Seismographs at Columbia University's Lamont-Doherty Earth Observatory in Palisades, New York, 21 miles north of the WTC, recorded strange seismic activity on September 11 that has still not been explained...

The Palisades seismic record shows that — as the collapses began — a huge seismic "spike" marked the moment the greatest energy went into the ground. The strongest jolts were all registered at the beginning of the collapses, well before the falling debris struck the earth. These unexplained "spikes" in the seismic data lend credence to the theory that massive explosions at the base of the towers caused the collapses.

Our take...

This story uses the following chart to make its point.

seismic compressed

And indeed, it does look like the spikes occur early on, but that's mostly because the chart is so compressed. If you look at the actual spikes for each collapse ( as recorded at ) then the results are very different.

Here’s the first collapse, for instance...
seismic collapse 103

And this is the second.
seismic collapse 2

The original story tells us that “the strongest jolts were all registered at the beginning of the collapses”, but it doesn ‘t look that way here, does it? What we have, in both cases, is a noticeable build-up lasting a number of seconds, showing a gradual start to the collapse. The strongest jolts are not at the beginning; the claim is simply incorrect.

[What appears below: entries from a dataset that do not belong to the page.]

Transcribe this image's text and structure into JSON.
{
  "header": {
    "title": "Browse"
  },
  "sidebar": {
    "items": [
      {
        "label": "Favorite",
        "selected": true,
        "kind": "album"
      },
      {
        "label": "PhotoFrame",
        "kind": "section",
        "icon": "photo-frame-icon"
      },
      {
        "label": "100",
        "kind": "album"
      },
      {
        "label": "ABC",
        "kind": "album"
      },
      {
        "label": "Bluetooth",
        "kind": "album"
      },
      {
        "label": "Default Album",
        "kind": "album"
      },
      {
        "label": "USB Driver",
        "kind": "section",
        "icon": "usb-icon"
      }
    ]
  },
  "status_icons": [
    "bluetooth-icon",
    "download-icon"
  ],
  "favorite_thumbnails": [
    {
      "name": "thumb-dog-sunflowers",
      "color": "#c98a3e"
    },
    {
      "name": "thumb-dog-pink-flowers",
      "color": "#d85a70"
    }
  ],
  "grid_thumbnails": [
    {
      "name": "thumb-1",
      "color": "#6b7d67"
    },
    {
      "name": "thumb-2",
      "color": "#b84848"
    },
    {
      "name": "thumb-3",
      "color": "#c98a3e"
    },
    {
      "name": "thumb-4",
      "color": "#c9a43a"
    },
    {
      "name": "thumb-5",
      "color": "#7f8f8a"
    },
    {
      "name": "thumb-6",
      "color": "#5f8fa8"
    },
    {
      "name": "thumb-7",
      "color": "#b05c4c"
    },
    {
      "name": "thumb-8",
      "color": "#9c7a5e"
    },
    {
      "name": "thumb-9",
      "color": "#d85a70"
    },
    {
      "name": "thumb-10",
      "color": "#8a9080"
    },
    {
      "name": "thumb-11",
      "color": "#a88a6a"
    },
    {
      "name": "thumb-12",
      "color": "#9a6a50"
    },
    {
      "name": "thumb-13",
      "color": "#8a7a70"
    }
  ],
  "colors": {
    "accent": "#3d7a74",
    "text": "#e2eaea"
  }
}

Do we have the qualifications to interpret these correctly, though? Nope, none whatsoever. Arthur Lerner-Lam, a seismologist at the University that recorded these readings does, though, and his statement to Popular Mechanics doesn’t leave much room for interpretation.

"There is no scientific basis for the conclusion that explosions brought down the towers," Lerner-Lam tells PM. "That representation of our work is categorically incorrect and not in context."

Geophysicist Terry Wallace concurs.

"How can geologists catch a terrorist? With their instruments, explains Terry Wallace, a geophysicist at the University of Arizona. There are about 16,000 seismometers installed around the world, many of which offer data on freely accessible Web sites. Seismometers detect motion in the Earth, which can be triggered by an earthquake, or possibly explosions.

By learning how to read these signals, Wallace hopes scientists might catch on to suspicious activity.

"We can study these signals and begin to develop a portfolio of different kinds of signatures of explosions," says Wallace. "It will be like have a set of fingerprints."

Geophysicists have already contributed critical data to terrorist investigations. It was geologists who determined there were no secondary explosions at the base of the World Trade Center towers — but only the impact of the airplanes and subsequent fires — that contributed to the towers' collapse on Sept. 11".

Not much support for “bombs in the basement” here.